Writing Covered Calls involves selling call options on existing shares that you own. If the price of the share moves above the price that you wrote the call option at, and the owner of the option decides to exercise their right to buy your shares at the price you wrote it at, then you are obliged to sell your shares to them. However, if the price doesn't move above the price you wrote it at for the month, or the owner of the option doesn't decide to exercise their right to buy your shares, then you keep the premium they paid you for the option, still own your shares, and can continue to execute the same strategy each month for the entire time you own the shares.

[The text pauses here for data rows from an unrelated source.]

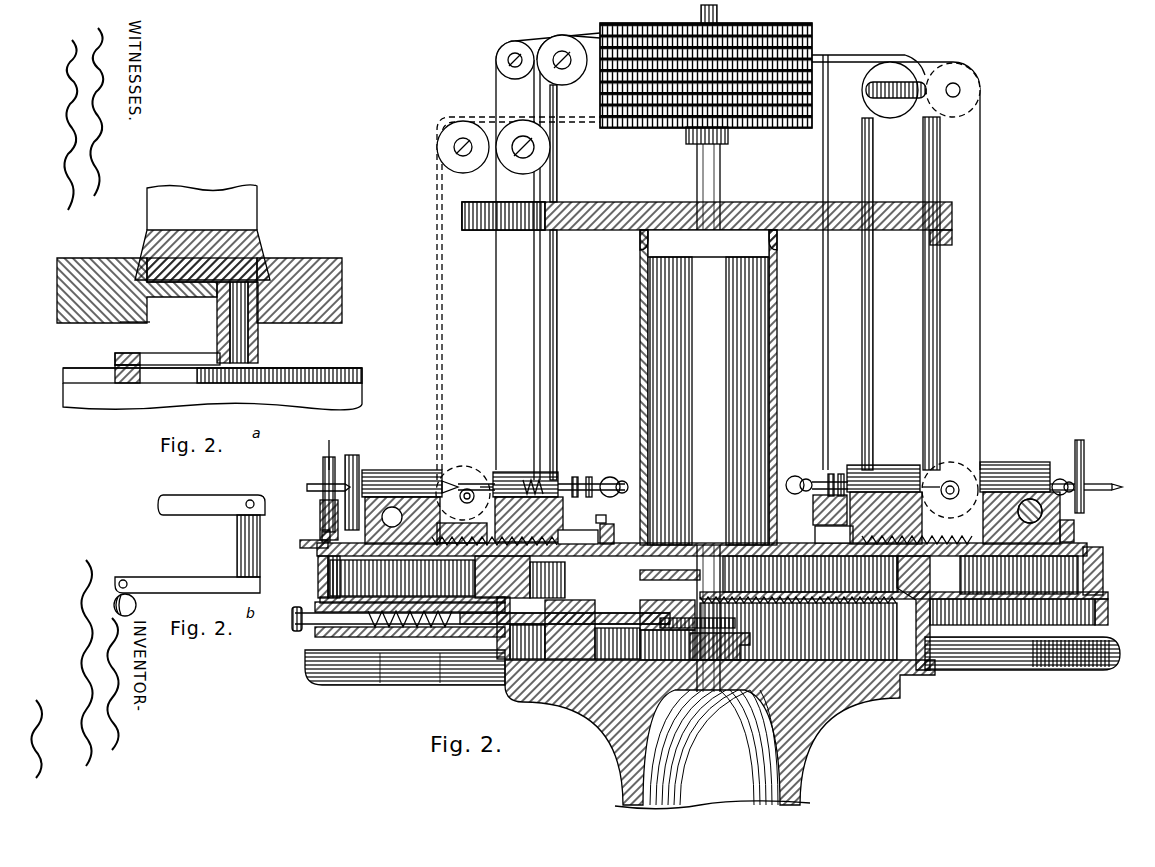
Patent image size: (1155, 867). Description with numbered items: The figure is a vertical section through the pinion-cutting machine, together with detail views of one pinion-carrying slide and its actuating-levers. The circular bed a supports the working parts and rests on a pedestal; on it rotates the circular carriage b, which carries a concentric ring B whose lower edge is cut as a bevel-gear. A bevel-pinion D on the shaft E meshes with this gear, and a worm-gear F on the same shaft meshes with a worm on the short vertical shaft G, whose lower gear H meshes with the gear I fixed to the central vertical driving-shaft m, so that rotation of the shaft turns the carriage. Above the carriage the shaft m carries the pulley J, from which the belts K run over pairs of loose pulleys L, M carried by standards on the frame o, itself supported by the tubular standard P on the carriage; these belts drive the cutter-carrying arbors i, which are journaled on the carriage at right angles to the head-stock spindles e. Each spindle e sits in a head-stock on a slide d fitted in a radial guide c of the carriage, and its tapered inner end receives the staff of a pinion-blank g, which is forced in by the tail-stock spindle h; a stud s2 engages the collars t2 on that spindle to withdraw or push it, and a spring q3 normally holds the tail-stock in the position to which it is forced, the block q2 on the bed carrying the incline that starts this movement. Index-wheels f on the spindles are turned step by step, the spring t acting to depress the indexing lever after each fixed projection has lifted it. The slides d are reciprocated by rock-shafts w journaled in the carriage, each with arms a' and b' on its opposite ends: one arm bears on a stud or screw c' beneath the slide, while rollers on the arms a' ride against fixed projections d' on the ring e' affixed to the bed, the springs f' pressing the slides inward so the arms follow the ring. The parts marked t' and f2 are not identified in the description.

In FIG. 2, the pulley J is at (812, 40).
In FIG. 2, the vertical driving-shaft m is at (722, 418).
In FIG. 2, the frame o is at (606, 196).
In FIG. 2, the tubular standard P is at (640, 328).
In FIG. 2, the belts K is at (982, 160).
In FIG. 2, the loose pulley L is at (508, 50).
In FIG. 2, the loose pulley M is at (560, 45).
In FIG. 2, the rotary carriage b is at (717, 559).
In FIG. 2A, the rotary carriage b is at (301, 273).
In FIG. 2, the slide d is at (715, 548).
In FIG. 2A, the slide d is at (213, 232).
In FIG. 2, the bed a is at (724, 630).
In FIG. 2A, the bed a is at (221, 397).
In FIG. 2, the concentric ring B is at (928, 618).
In FIG. 2, the shaft E is at (470, 655).
In FIG. 2, the bevel-pinion D is at (505, 665).
In FIG. 2, the short vertical shaft G is at (660, 630).
In FIG. 2, the gear I is at (748, 650).
In FIG. 2, the worm-gear F is at (620, 680).
In FIG. 2, the gear H is at (665, 672).
In FIG. 2, the head-stock spindle e is at (481, 549).
In FIG. 2, the arm a' is at (322, 577).
In FIG. 2A, the arm a' is at (167, 356).
In FIG. 2B, the arm a' is at (187, 583).
In FIG. 2, the rock-shaft w is at (318, 590).
In FIG. 2A, the rock-shaft w is at (258, 332).
In FIG. 2B, the rock-shaft w is at (262, 546).
In FIG. 2, the arm b' is at (315, 543).
In FIG. 2A, the arm b' is at (197, 317).
In FIG. 2B, the arm b' is at (211, 491).
In FIG. 2, the spring t is at (336, 498).
In FIG. 2, the index-wheel f is at (717, 467).
In FIG. 2, the spindle cylinder t' is at (401, 490).
In FIG. 2, the pinion-blank g is at (463, 470).
In FIG. 2, the tail-stock spindle h is at (482, 482).
In FIG. 2, the cutter-carrying arbor i is at (472, 503).
In FIG. 2, the spring q3 is at (545, 470).
In FIG. 2, the collars t2 is at (575, 475).
In FIG. 2, the stud s2 is at (612, 477).
In FIG. 2, the radial guide c is at (753, 491).
In FIG. 2A, the radial guide c is at (176, 270).
In FIG. 2, the spring f' is at (608, 522).
In FIG. 2, the pin f2 is at (613, 523).
In FIG. 2, the block q2 is at (587, 577).
In FIG. 2A, the stud or screw c' is at (124, 329).
In FIG. 2A, the fixed projections d' is at (212, 354).
In FIG. 2A, the ring e' is at (233, 372).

As you continue to write covered calls on your same parcel of shares, your break even on the share price keeps falling, potentially making your investment in the shares not only more profitable, but also less risky. Eventually, it may be possible to fully recoup your initial investment in the shares through the accumulation of option premium income. In other words, over time you may be able to "pay off" your shares so that you still have the shares, but they no longer owe you anything.
Writing Covered Calls with CFDs
Trading Pursuits has pioneered Writing Covered Calls with CFDs. Using this strategy, the writer of the call options buys the CFDs rather than the shares, but otherwise the strategy works in much the same way as Covered Calls.
Through the use of CFDs, leverage is added to the strategy, potentially magnifying the income available from writing the covered call. However, some more risk can be introduced as well, so it is essential to be educated before you start.